Three different "shortest path" problems are solved:
- All pairs:
DigraphShortestPaths(digraph) - Single source:
DigraphShortestPaths(digraph, source) - Source and destination:
DigraphShortestPath (digraph, source, dest)
The "all pairs" problem has two algorithms:
- Johnson: better for sparse digraphs
- Floyd–Warshall: better for dense graphs
The "single source" problem has three algorithms:
- If "all pairs" is already known, extract information for the given source
- Dijkstra: faster, but cannot handle negative weights
- Bellman–Ford: slower, but handles negative weights
The "source and destination" problem calls the "single source" problem and extracts information for the given destination.

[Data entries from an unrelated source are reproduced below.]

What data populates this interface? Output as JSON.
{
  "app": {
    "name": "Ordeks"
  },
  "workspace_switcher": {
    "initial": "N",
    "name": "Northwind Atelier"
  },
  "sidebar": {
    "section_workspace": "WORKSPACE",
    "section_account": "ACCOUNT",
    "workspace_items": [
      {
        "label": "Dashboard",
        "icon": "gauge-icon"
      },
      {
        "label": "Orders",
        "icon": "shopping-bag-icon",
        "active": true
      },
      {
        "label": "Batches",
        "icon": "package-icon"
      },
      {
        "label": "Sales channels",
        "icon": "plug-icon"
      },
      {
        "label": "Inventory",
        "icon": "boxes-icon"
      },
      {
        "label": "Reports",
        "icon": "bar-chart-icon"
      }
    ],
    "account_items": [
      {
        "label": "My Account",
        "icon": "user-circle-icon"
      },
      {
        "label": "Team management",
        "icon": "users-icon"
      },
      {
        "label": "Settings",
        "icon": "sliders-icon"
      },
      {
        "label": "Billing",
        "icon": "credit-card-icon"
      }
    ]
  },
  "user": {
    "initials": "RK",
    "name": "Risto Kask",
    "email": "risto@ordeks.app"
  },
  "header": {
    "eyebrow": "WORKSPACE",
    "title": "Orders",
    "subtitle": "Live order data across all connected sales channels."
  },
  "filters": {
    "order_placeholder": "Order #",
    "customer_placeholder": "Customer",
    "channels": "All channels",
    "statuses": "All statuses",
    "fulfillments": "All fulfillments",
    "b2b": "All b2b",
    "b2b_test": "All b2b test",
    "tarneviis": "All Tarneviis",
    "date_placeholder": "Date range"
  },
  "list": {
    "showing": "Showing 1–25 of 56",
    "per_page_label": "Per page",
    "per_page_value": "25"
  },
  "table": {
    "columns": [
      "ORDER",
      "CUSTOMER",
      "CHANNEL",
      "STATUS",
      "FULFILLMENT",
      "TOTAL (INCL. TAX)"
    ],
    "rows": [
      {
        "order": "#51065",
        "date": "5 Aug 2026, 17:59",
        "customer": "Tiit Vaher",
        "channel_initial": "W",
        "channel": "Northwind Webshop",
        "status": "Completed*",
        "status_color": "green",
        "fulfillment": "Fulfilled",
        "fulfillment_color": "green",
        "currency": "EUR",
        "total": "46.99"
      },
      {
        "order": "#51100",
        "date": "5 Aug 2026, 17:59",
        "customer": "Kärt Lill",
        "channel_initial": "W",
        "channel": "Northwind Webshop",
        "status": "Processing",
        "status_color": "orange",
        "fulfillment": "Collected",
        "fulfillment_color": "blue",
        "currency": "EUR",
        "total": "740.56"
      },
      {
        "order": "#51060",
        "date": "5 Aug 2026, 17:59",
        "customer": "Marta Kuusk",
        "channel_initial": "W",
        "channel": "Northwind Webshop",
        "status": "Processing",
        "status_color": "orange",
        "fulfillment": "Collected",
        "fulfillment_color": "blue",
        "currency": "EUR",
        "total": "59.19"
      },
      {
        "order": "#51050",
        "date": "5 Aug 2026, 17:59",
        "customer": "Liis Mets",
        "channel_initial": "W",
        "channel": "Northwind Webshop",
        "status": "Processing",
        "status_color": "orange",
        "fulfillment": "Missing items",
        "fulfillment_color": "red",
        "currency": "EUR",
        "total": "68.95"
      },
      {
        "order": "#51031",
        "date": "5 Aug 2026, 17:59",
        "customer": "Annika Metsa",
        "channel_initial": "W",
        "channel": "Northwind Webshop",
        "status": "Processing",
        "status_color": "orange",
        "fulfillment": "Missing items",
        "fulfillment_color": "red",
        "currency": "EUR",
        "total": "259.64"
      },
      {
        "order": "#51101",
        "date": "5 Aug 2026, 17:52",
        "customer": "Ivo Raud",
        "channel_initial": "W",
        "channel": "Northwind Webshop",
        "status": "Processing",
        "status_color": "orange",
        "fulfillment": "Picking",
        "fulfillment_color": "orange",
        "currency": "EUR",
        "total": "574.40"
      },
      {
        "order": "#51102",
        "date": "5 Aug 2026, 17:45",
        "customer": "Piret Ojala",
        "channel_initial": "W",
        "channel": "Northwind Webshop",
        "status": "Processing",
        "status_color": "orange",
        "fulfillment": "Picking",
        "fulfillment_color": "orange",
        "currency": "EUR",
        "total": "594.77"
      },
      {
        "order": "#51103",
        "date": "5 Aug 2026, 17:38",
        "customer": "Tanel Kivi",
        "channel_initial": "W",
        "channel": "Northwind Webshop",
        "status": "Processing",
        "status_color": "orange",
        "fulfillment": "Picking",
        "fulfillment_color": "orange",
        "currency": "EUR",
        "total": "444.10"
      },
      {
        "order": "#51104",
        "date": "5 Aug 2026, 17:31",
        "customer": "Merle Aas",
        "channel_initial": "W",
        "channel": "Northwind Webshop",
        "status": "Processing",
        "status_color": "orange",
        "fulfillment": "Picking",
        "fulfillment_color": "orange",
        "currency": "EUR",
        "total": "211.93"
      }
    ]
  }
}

Justification and benchmarks are in @RaiyanC's MSci thesis, Chapter 6.
Is there a reason not to use the existing implementation [of Floyd–Warshall]? Iirc the existing implementation is pretty flexible.
I've taken a look at FLOYD_WARSHALL in digraphs.c, and it would need quite a lot of reworking to use here, for 2 reasons:
- It always creates a distance matrix consisting of two values (edge and non-edge) rather than multiple values
- It only stores distances, and doesn't remember info about the actual paths.
Obviously we could refactor the C code, but perhaps that's a future issue?
Small nitpick about the "source-destination" solution:
At the moment (as documented) this calls the single-source solution and extracts the information from that; this is in many cases way less efficient than exiting early once the destination is found;
This is easy to fix and shouldn't be a blocker for this PR. Just leaving this here as it will pop back up when #570 as I purposefully implemented Dijkstra with source and destination and single source for exactly that reason.